The more I learn about Schiaffino's work championing Amazonian ingredients, the more similarities I see between the indigenous food situations in the Amazon and Australia. The not-always-glowing attitudes towards indigenous populations. (Schiaffino: "No one gave a shit about the Amazon before.") The evidence suggesting ancient Amazonian tribes were both farmers and hunter-gatherers (the rhetoric surrounding "Amazonian dark earth" will be instantly familiar to anyone familiar with historian Bruce Pascoe's observations on early Aboriginal agriculture).

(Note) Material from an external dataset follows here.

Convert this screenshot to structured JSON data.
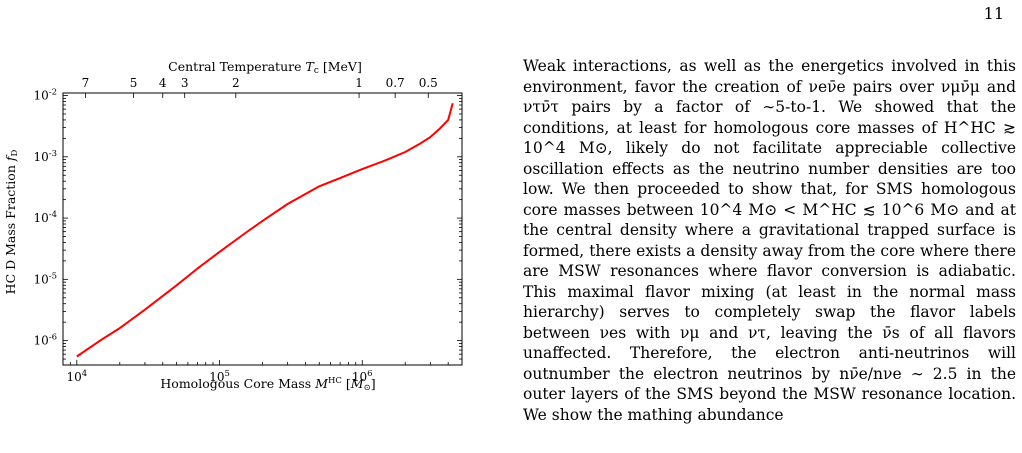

The shared sense that maybe, just maybe, the tide is starting to turn.

"I was having a conversation the other day with an anthropologist," says Zonfrillo, who was awarded the Basque Culinary World Prize in San Sebastian last July, along with €100,000 (about $A160,000) in prize money that will be used to provide interest-free loans to Indigenous food projects around Australia. "Everyone does backflips over pyramids and clay pots but archaeologists now realise they can learn so much about a culture by studying food remains. They weren't looking at those before but they are now."

Schiaffino is equally optimistic about the future. Buoyed by the support of other big-name Lima chefs – Mitsuharu Tsumura (Maido) and Virgilio Martinez Veliz (Central) are among the chefs in the capital to also celebrate Amazonian ingredients – attitudes towards South America's great river and forest are, at last, changing.

"People always talk about the Amazon forest as being rich because of the timber and the gold mining and cocoa leaf production, but nobody ever talks about the richness of the people and the culture," he says. "There are so many things that make this region rich. We want to look at the Amazon in a different way."